Junbi.ai is a platform for pre-testing and benchmarking YouTube ads. It combines expoze.io’s AI-powered predictive eye-tracking with machine vision to deliver unique predictive insights into the expected performance of YouTube ads and how they stack up against others. 

By hyper-focusing on a particular platform, the Junbi.ai team was able to develop metrics and benchmarks to evaluate media and spare marketing teams the burden of scientific data analysis. 

“Let’s be real, marketers need a traffic light indicator that answers one simple question — does my ad suck?” laughs Van der Wiele, and Junbi.ai strives to provide it.  

It achieves this by analysing three key metrics: brand attention score (is your brand getting noticed?), cognitive ease score (how easy is an ad to process and remember?), and ad breakthrough score (how much attention does your ad receive when placed in a YouTube context?). 

Screenshot of a Junbi.ai analysis of a Hellmann's ad - with scores visualised with 'traffic light' colours as well as a benchmark percentile score. You can also see the brand attention feature detecting the brand in the video as well.
Screenshot of a Junbi.ai analysis of a Hellmann’s ad – with scores visualised with ‘traffic light’ colours as well as a benchmark percentile score. You can also see the brand attention feature detecting the brand in the video as well.

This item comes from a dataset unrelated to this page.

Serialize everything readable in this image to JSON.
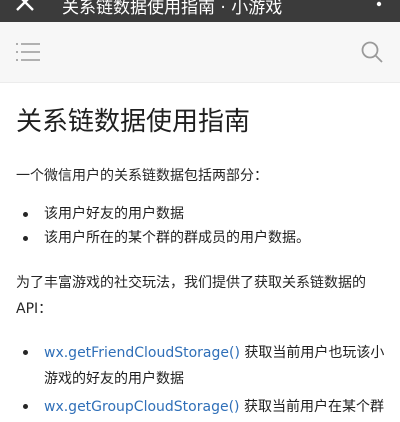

These three scientifically proven metrics are combined and complemented by learnings from thousands of other campaigns and tests of what makes a good ad. For example, one should weigh attention to brand more heavily at the start and end of an ad, to deliver an overall effectiveness score — or a traffic light indicator, as Van der Wiele puts it. 

Equipped with performance metrics and a breakdown of the video by quarters of a second, marketers can then pinpoint what and which area needs improvement.  

It’s neuroscience at the push of a button and a fraction of the cost.